Tanning is a bigger deal than I thought
When the healthcare reform bill finally passed, one of the odd things to get thrown in at the last minute was a 10% tax on tanning salon sessions. In an earlier version of the bill, it was only a 5% tax on tanning, with another 5% tax on cosmetic surgery. But in the end, they kept facelifts tax-free and doubled the tanning tax for an estimated 30 million people per year.
This decision made more sense today after I read about a recent, crazy study that Sloan-Kettering did on tanning, which suggests that something like 20% of college students surveyed are actually addicted to tanning. Over half of the kids surveyed have done indoor tanning. Even if you look only at the ones who have tanned, 40% of them are out-of-control tanners.
Somehow I'd never noticed this, but tanning is hugely popular. So clearly, this 10% tax was a wise legislative move. If you tax the hell out of cigarettes and alcohol, and we all keep paying higher and higher prices for them, why not tax something else people are powerless to resist?

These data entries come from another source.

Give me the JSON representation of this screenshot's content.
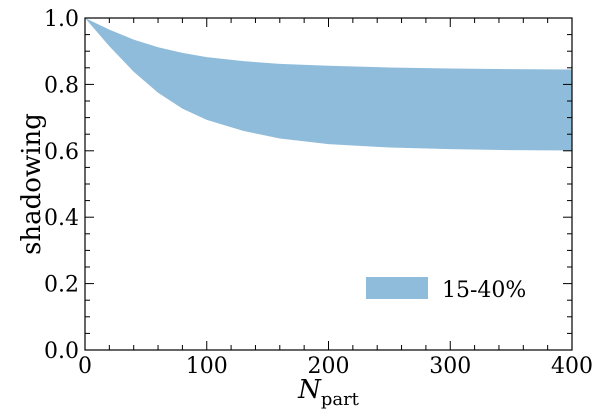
{
  "chart_data": {
    "type": "area",
    "xlabel_main": "N",
    "xlabel_sub": "part",
    "ylabel": "shadowing",
    "xlim": [
      0,
      400
    ],
    "ylim": [
      0.0,
      1.0
    ],
    "x_ticks": [
      "0",
      "100",
      "200",
      "300",
      "400"
    ],
    "y_ticks": [
      "0.0",
      "0.2",
      "0.4",
      "0.6",
      "0.8",
      "1.0"
    ],
    "grid": false,
    "legend_position": "bottom-right",
    "color": "#8fbcdb",
    "series": [
      {
        "name": "15-40%",
        "x": [
          0,
          20,
          40,
          60,
          80,
          100,
          130,
          160,
          200,
          250,
          300,
          350,
          400
        ],
        "upper": [
          1.0,
          0.965,
          0.935,
          0.912,
          0.895,
          0.882,
          0.87,
          0.862,
          0.856,
          0.851,
          0.848,
          0.846,
          0.845
        ],
        "lower": [
          1.0,
          0.915,
          0.838,
          0.775,
          0.727,
          0.693,
          0.66,
          0.637,
          0.62,
          0.61,
          0.605,
          0.602,
          0.601
        ]
      }
    ]
  }
}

Rick Kueber, founder of Indiana salon Sun Tan City, explains why he thinks the tax is unfair because of its disproportionate effect on one segment of the population: white ladies. "Let's call this what it is. It's a tax on working, white women," he says. He points out that wealthy people enjoy their plastic surgery tax-free, and I think is also strangely implying that those lucky Americans with naturally non-pasty skin are getting a free ride through some sort of melanin tax shelter.
I don't understand tanning at all, but apparently there are other studies out there that suggest the UV rays give tanners an endorphin boost, so maybe the appeal is more psychological than aesthetic. I used to work with a woman who displayed a weird tanning obsession, calling furtively to book sessions whenever she was having a bad day, and she really loved tanning even though her 26 year-old skin had all the suppleness of a Slim Jim.